Medicaid managed care and children: an overview
- PMID: 9782652
Medicaid managed care and children: an overview
Abstract
In recent years, states have increasingly turned to managed care arrangements for financing and delivering health services to Medicaid beneficiaries. In 1996, approximately 40% of all Medicaid recipients were enrolled in some form of managed care. The rapid escalation of managed care in this population has been fueled by states' desire to slow the growth of Medicaid expenditures and by the trend toward managed care enrollment in the private health insurance industry. The effect of managed care on cost containment in the Medicaid program may be limited, however, because 85% to 90% of Medicaid managed care enrollees are women of childbearing age and children, who together account for 69% of Medicaid recipients, but only 26% of program costs. Nonetheless, the increase in managed care enrollment in this population may have a profound impact on health service delivery and health outcomes for U.S. children, approximately 20% of whom received health benefits through the Medicaid program in 1995. In the future, the proportion of Medicaid-eligible children enrolled in managed care will likely increase as a result of recent legislation that relaxed the requirement that states seek federal approval prior to mandating managed care enrollment for Medicaid beneficiaries.

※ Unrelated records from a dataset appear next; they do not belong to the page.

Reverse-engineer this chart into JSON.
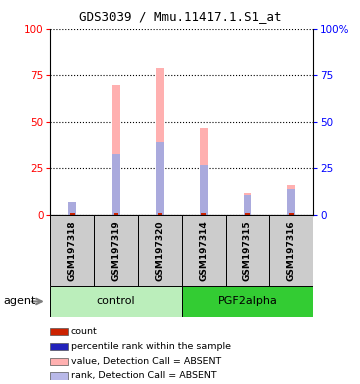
{
  "title": "GDS3039 / Mmu.11417.1.S1_at",
  "samples": [
    "GSM197318",
    "GSM197319",
    "GSM197320",
    "GSM197314",
    "GSM197315",
    "GSM197316"
  ],
  "groups": [
    "control",
    "control",
    "control",
    "PGF2alpha",
    "PGF2alpha",
    "PGF2alpha"
  ],
  "pink_bars": [
    7,
    70,
    79,
    47,
    12,
    16
  ],
  "blue_bars": [
    7,
    33,
    39,
    27,
    11,
    14
  ],
  "red_vals": [
    1,
    1,
    1,
    1,
    1,
    1
  ],
  "ylim": [
    0,
    100
  ],
  "yticks": [
    0,
    25,
    50,
    75,
    100
  ],
  "plot_bg": "#ffffff",
  "pink_bar_color": "#ffb0b0",
  "blue_bar_color": "#aaaadd",
  "red_bar_color": "#cc2200",
  "control_bg_light": "#bbeebb",
  "control_bg_dark": "#44cc44",
  "pgf_bg": "#33cc33",
  "sample_box_color": "#cccccc",
  "agent_label": "agent",
  "control_label": "control",
  "pgf_label": "PGF2alpha",
  "legend_items": [
    {
      "color": "#cc2200",
      "label": "count"
    },
    {
      "color": "#2222bb",
      "label": "percentile rank within the sample"
    },
    {
      "color": "#ffb0b0",
      "label": "value, Detection Call = ABSENT"
    },
    {
      "color": "#b8b8e8",
      "label": "rank, Detection Call = ABSENT"
    }
  ]
}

More states are relying on fully capitated arrangements as the preferred type of managed care for Medicaid recipients, despite the relative lack of experience many of these plans have in serving this low-income population. Moreover, managed care organizations have few incentives to enroll chronically or disabled children with higher-than-average expected costs. Without mechanisms in place that adequately adjust capitated rates to account for these higher-cost enrollees, managed care organizations may lose money, and children with the greatest health care needs may be underserved. As mandatory managed care enrollment for Medicaid recipients increases nationwide, states should carefully monitor changes in program costs and quality as well as implications for the delivery of pediatric health services and health outcomes.